Condina’s farm is tucked into a grove of eucalyptus and oak trees. When I arrived, I was struck by the conjunction of the beautiful natural landscape and the discarded refuse of contemporary civilization. The place is strewn with automobile parts, rusting lawn mowers, plastic chairs, pipes of all sizes, piles of rubber tubing, discarded furniture, old refrigerators, and other junk, all dramatically lit by the sunlight filtering through the dense oak and eucalyptus branches. Condina greeted me wearing a plaid flannel shirt and baseball cap and apologized for the mess the place was in. “I’ve got to clean all this up,” he said, sweeping his arm to take in the littered landscape. He pointed me in the direction of a makeshift shed where a trio of workers sorted and washed piles of lettuce on a table frame covered with black netting. Speaking to one of the workers in an engaging mix of Spanish, Italian, and English, Condina told him to show me around and that he would be back in ten minutes.
I took a quick tour of the front garden, a plot about 50 yards square where row after row of spring greens flourished. (Again, it was January, so “spring greens” may be a misnomer.) Condina did return shortly, and we sat down at a nearby table and talked about his thriving produce business and how he got into it.
He was born in S. Eufémia d’Aspromonte, a little town in the very toe of the Italian boot, close to Reggio di Calabria. Like Salvatore Giametta, he originally arrived in New York but was drawn to California because of the climate. “Southern Italians,” he told me, “don’t like the cold. In 1971, I started a restaurant business, and I was in the restaurant business for nearly 20 years, but I got tired of it. All the time I was running restaurants, I always kept a garden and grew my own produce. One of the reasons I decided to get out of the restaurant business is to work outdoors. From practically the beginning, I knew I liked gardening more than being inside all day. It started off just as a hobby — more for relaxing than anything else — but soon I discovered that I enjoyed it much more than I enjoyed taking care of restaurants. I love seeing things grow.
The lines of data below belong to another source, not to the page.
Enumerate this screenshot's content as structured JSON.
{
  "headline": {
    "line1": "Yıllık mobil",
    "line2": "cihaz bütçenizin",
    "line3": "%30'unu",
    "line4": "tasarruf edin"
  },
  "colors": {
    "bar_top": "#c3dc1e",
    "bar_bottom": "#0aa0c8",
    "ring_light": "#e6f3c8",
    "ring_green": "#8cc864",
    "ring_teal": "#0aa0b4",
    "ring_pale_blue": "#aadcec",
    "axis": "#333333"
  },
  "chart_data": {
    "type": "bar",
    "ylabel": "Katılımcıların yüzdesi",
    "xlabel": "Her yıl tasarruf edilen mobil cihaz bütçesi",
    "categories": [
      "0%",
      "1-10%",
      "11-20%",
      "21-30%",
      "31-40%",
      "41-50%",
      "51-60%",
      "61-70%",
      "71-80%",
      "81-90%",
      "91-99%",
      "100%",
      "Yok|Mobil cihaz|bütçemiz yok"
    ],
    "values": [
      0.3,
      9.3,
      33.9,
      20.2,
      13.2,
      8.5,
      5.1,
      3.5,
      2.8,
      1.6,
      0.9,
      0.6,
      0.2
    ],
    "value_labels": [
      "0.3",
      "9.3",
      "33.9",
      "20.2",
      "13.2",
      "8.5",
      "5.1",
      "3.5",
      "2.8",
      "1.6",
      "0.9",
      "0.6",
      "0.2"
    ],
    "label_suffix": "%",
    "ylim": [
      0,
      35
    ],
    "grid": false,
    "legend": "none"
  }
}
So I started to plant more seeds, to grow a little bit more. Expanded. And you know, I have no experience in the beginning. But I know because my family in Italy had a farm. I was a kid then. I grew up on a farm. I remember so many things. When I was a kid I worked on the farm too. So I take the knowledge, and I remember from my father and my grandfather, my relatives over there.”
As Condina shifts the conversation from operating restaurants to planting gardens, I notice a change in his demeanor. His face gets rosier; his manner becomes more animated. All the gardeners I spoke to talk of planting and growing vegetables in an almost mystical way. They seem in touch with age-old rituals connected to the cycles of nature. It is this connection that has been severed for so many of us who buy our food in supermarkets, and this is what T.S. Eliot had in mind when he wrote, “April is the cruelest month.” It’s cruel because as nature blooms it reminds us how out of touch we are with the regenerative powers of the natural world.